Sinn Féin delegates support abortion for fatal foetal abnormalities

Just one speaker opposes measures as party also votes for repeal of 8th amendment

Sinn Féin deputy leader Mary Lou McDonald speaking at the party’s ardfheis in Millennium Forum, Derry. Photograph: Dara Mac Dónaill

Sinn Féin deputy leader Mary Lou McDonald speaking at the party’s ardfheis in Millennium Forum, Derry. Photograph: Dara Mac Dónaill

 

Sinn Féin members have voted by a sizeable majority in favour of giving women the choice to have an abortion in cases of fatal foetal abnormality.

As about 20 anti-abortion protestors demonstrated outside the ardfheis in Derry’s Millennium Forum, just one of more than a dozen speakers spoke against abortion in such cases.

The party also supported the repeal of the 8th amendment to the Constitution which prohibits abortion.

The party’s health spokesman Caoimhghín Ó Caoláin had asked the ardfheis to support the ardchomhairle’s motion calling for a legal framework in the North and South that would allow women to access abortion services in limited circumstances but would also support women who wished to continue with a pregnancy.

The motion acknowledged the issue of fatal foetal abnormality as complex and requiring compassion and Mr Ó Caoláin told delegates the motion was not prescriptive, “but offers support whatever the woman decides”.

But Sean Ó Tuama from Co Cork warned delegates that “the first consequence of abortion in any circumstance is the ending of the life of the unborn”.

Asking people to support a motion protecting the right to life of the unborn, he said nobody could predict what would happen on birth and he said there were people alive including a “great republican” who would not be around if abortion were legal.

Mr Ó Tuama said the party should not rush on this issue just because other parties did. He also said the party would be going against the views of a large section of society - Catholics.

He described the national executive’s motion as an attempt to “run with the hare and hunt with the hounds”.

The party’s jobs spokesman Peadar Tóibín, who has said he would vote against the measure, previously lost the party whip when he opposed the Protection of Life During Pregnancy Bill. He had been in the queue of speakers during the debate but left without addressing the ardfheis. Afterwards, he said he had to leave to chair a debate on trade and was disappointed not to have spoken.

Sinn Féin deputy leader Mary Lou McDonald said “the decent thing, the right thing and the republican thing to do is to support” women faced with fatal foetal abnormality and give them the dignity and small comfort to allow termination.

She said that anyone who had heard testimony of families faced with fatal foetal abnormality and its “unspeakable trauma”, could not but understand “their absolute entitlement” to compassion, support “and above all, choice”.

She said some women would choose to continue with their pregnancy but for others that was an “unspeakable cruelty”.

An NUI Galway delegate supporting the motion said “women are not incubators”.
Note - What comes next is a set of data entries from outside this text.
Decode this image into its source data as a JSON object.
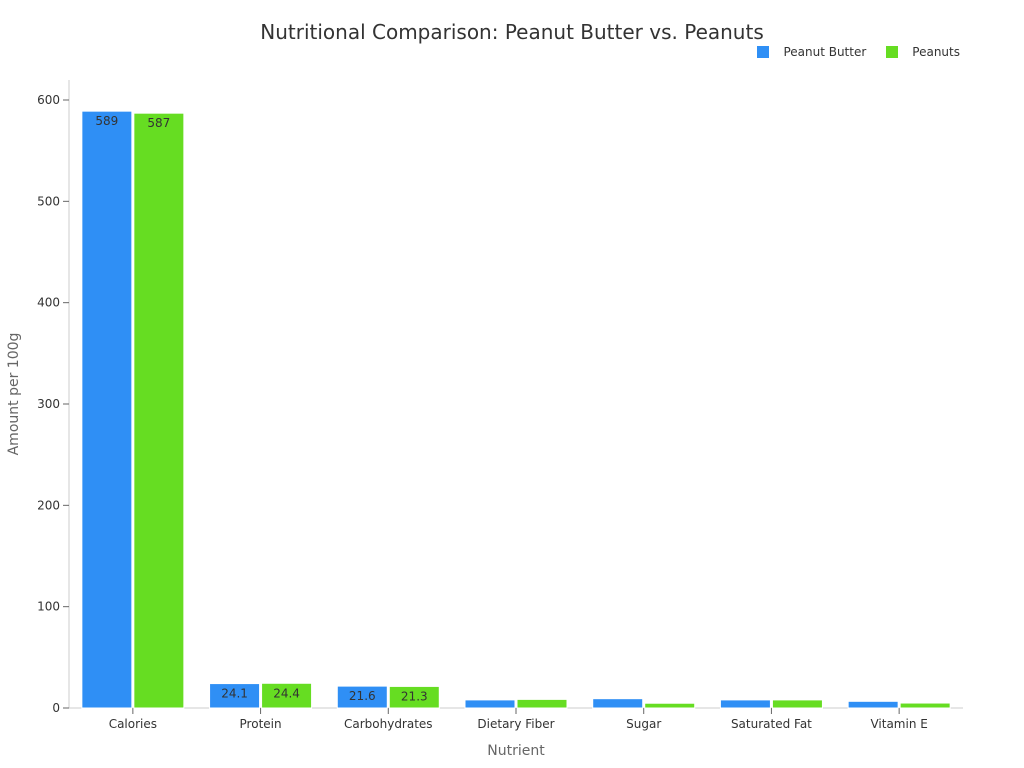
{
  "chart_data": {
    "type": "bar",
    "title": "Nutritional Comparison: Peanut Butter vs. Peanuts",
    "xlabel": "Nutrient",
    "ylabel": "Amount per 100g",
    "ylim": [
      0,
      600
    ],
    "yticks": [
      0,
      100,
      200,
      300,
      400,
      500,
      600
    ],
    "grid": false,
    "legend_position": "top-right",
    "categories": [
      "Calories",
      "Protein",
      "Carbohydrates",
      "Dietary Fiber",
      "Sugar",
      "Saturated Fat",
      "Vitamin E"
    ],
    "series": [
      {
        "name": "Peanut Butter",
        "color": "#2f8ff5",
        "values": [
          589,
          24.1,
          21.6,
          8,
          9.2,
          8,
          6.6
        ]
      },
      {
        "name": "Peanuts",
        "color": "#66dd22",
        "values": [
          587,
          24.4,
          21.3,
          8.5,
          4.7,
          8,
          4.9
        ]
      }
    ]
  }
}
Emma McArdle from South Armagh said it had always been a man’s world and for centuries women were denied the most basic rights. “Women were breeders and that was that.”

She hit out at the PSNI telling girls that alcohol was the number one rape drug. “How about telling boys not to rape girls,” she said.

She said women did not need a “posse of politician obstetricians”

She said that for women who did not wish to continue a pregnancy “she should be able to make that decision have the support and medical intervention she requires”.

Cathal Ó hOisín, from Dungiven, Co Derry spoke of his wife and another woman being faced with fatal foetal abnormality halfway through their pregnancies. He said the North’s Attorney General had warned of the danger under current law that women could be arrested and face life sentences.

“If we don’t want to run the chance of criminalising our women” he said they should approach this issue with humanity and compassion.